THE SECRET WAR AGAINST THE JEWS: How Western Espionage Betrayed the Jewish People

By

Pub Date: Nov. 1st, 1994
Publisher: St. Martin's

An alternative, conspiratorial retelling of major events of the last 75 years, from the authors of Unholy Trinity (1992). Former Justice Department Nazi-hunter Loftus and Australian journalist Aarons would have us believe that much of recent Western history has had as its common theme ""Get the Jews."" However, they are far more convincing in arguing that the underlying motivations for most of the evil plots they describe were fanatical anti-communism and/or greed; Jews -- mostly pre-1948 Zionists and post-1948 Israelis -- sometimes got in the way. Thus wealthy Americans invested in prewar Nazi Germany because there was money to be made, and Nazis were welcomed to postwar America as fighters against communism; the State Department and American boardrooms were filled with Arabists who had no sympathy for a Jewish state not because it was filled with Jews, but because it was empty of oil.

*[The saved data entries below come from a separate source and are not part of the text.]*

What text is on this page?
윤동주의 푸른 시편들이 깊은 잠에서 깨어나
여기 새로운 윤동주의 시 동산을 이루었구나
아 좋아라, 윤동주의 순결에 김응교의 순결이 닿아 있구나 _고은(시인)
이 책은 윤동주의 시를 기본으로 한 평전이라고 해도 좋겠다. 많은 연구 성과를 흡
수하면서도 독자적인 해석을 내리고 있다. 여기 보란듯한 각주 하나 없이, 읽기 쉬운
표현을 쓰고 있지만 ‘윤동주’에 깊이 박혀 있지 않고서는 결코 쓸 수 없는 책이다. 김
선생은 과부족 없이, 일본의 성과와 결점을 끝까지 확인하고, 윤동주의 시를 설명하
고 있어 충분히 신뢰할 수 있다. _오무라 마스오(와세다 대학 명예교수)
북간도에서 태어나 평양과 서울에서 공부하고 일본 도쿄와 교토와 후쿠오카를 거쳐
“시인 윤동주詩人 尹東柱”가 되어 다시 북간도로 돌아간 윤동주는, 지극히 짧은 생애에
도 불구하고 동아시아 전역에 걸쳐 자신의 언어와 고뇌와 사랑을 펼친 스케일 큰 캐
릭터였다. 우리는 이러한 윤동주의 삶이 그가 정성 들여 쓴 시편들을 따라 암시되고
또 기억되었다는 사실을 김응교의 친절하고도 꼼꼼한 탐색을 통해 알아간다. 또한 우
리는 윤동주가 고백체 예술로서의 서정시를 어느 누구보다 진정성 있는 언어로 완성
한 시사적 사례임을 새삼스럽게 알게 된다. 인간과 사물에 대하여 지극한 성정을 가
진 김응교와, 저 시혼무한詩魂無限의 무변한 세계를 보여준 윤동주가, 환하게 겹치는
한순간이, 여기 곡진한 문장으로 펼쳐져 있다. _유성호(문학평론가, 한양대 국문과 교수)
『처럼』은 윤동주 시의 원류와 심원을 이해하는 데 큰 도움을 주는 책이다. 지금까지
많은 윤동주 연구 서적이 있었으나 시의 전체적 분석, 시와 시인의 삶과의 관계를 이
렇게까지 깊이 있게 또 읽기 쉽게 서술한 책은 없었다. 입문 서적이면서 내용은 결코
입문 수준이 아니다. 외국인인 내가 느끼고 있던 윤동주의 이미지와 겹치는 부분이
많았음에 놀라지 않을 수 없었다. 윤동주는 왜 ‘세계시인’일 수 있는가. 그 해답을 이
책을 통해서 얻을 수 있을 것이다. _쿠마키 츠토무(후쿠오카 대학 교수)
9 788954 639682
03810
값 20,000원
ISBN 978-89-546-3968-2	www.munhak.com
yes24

Loftus and Aarons undermine their work by its enormous scope, which makes it virtually impossible to distinguish one chess-gambit conspiracy from another. Also, the sources for their most explosive revelations are ""confidential interviews"" with unnamed veterans of an alphabet soup of espionage agencies: Little hard evidence is presented. Still, like all good conspiracy books, this one offers plausible and intriguing explanations for gray areas of history. These range from how American companies wrested control of Saudi Arabia's oil fields from Great Britain in the 1920s and '30s to the way countries were convinced (blackmailed, say the authors, in a convoluted plot involving Nelson Rockefeller, who was allegedly selling oil to the Nazis all through WW II) to support the creation of Israel in 1948. The book is also enlivened by a rich rogues' gallery, including double (or maybe triple) agents Jack and Kim Philby; and John Foster and Allen Dulles, accused of subverting American foreign policy to their insatiable greed. A conspiracy book offering tasty morsels if one reads with a grain of salt and disregards its sensationalized and misleading title.